Capolavoro dal 1875, storia della zingara che seduce l’ingenuo don José tra le montagne andaluse. Ma ora la regista argentina Valentina Carrasco trasporta la vicenda al confine tra Messico e States

Miracolo. I gabbiani non stridono alle Terme di Caracalla a Roma nella notte serena in cui si dà Carmen, di Georges Bizet. Capolavoro dal 1875, storia della zingara che seduce l’ingenuo don José tra le montagne andaluse. Ma ora la regista argentina Valentina Carrasco trasporta la vicenda al confine tra Messico e States, i contrabbandieri trafficano con la droga, c’è un miscuglio di corruzione e confusione nell’andirivieni di una umanità attuale sul palco. L’ombra della morte è onnipresente, anche nella vitalità sfrenata di Carmen che balla, canta, seduce, lotta e si azzuffa. Belva ferina passionale, tutto istinto. La musica è languida, brillante, malinconica – le notti sui monti –, selvaggia e trionfatrice.

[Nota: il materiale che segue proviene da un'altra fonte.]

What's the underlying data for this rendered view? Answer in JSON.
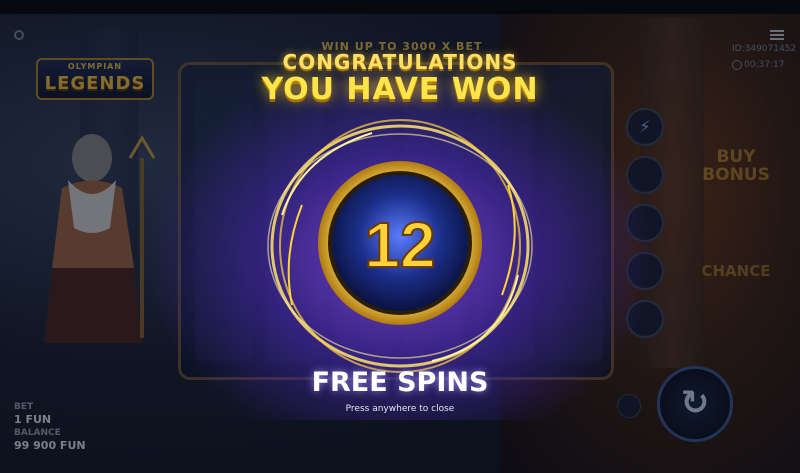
{
  "game": {
    "logo_top": "OLYMPIAN",
    "logo_main": "LEGENDS",
    "win_up_to": "WIN UP TO 3000 X BET",
    "buy_bonus": "BUY BONUS",
    "chance": "CHANCE"
  },
  "hud": {
    "round_id": "ID:349071452",
    "session_time": "00:37:17",
    "bet_label": "BET",
    "bet_value": "1 FUN",
    "balance_label": "BALANCE",
    "balance_value": "99 900 FUN"
  },
  "popup": {
    "congratulations": "CONGRATULATIONS",
    "you_have_won": "YOU HAVE WON",
    "spins_count": "12",
    "free_spins": "FREE SPINS",
    "close_hint": "Press anywhere to close"
  },
  "colors": {
    "gold": "#ffe54a",
    "purple_glow": "#6a3ad8",
    "orb": "#1c2f8a"
  },
  "icons": [
    "gear-icon",
    "menu-icon",
    "clock-icon",
    "lightning-icon",
    "spin-icon"
  ]
}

La frase del destino – un gruppo di 5 note già nel primo preludio – fa capire che amore e morte sono legati. Una regia disinvolta non affatica Carmen/Veronica Simeoni, né José/Roberto Aronica (che canta la Romanza del fiore a mezza voce, benissimo), né la lirica Micaela/Rosa Feola. Un cast di rispetto. La bacchetta esperta di Jesús López-Cobos dirige senza traumi una partitura coloratissima, facendo “sentire” la bellezza, ad esempio, dei pizzicati negli archi gravi, sonori nel cavo delle antiche rovine.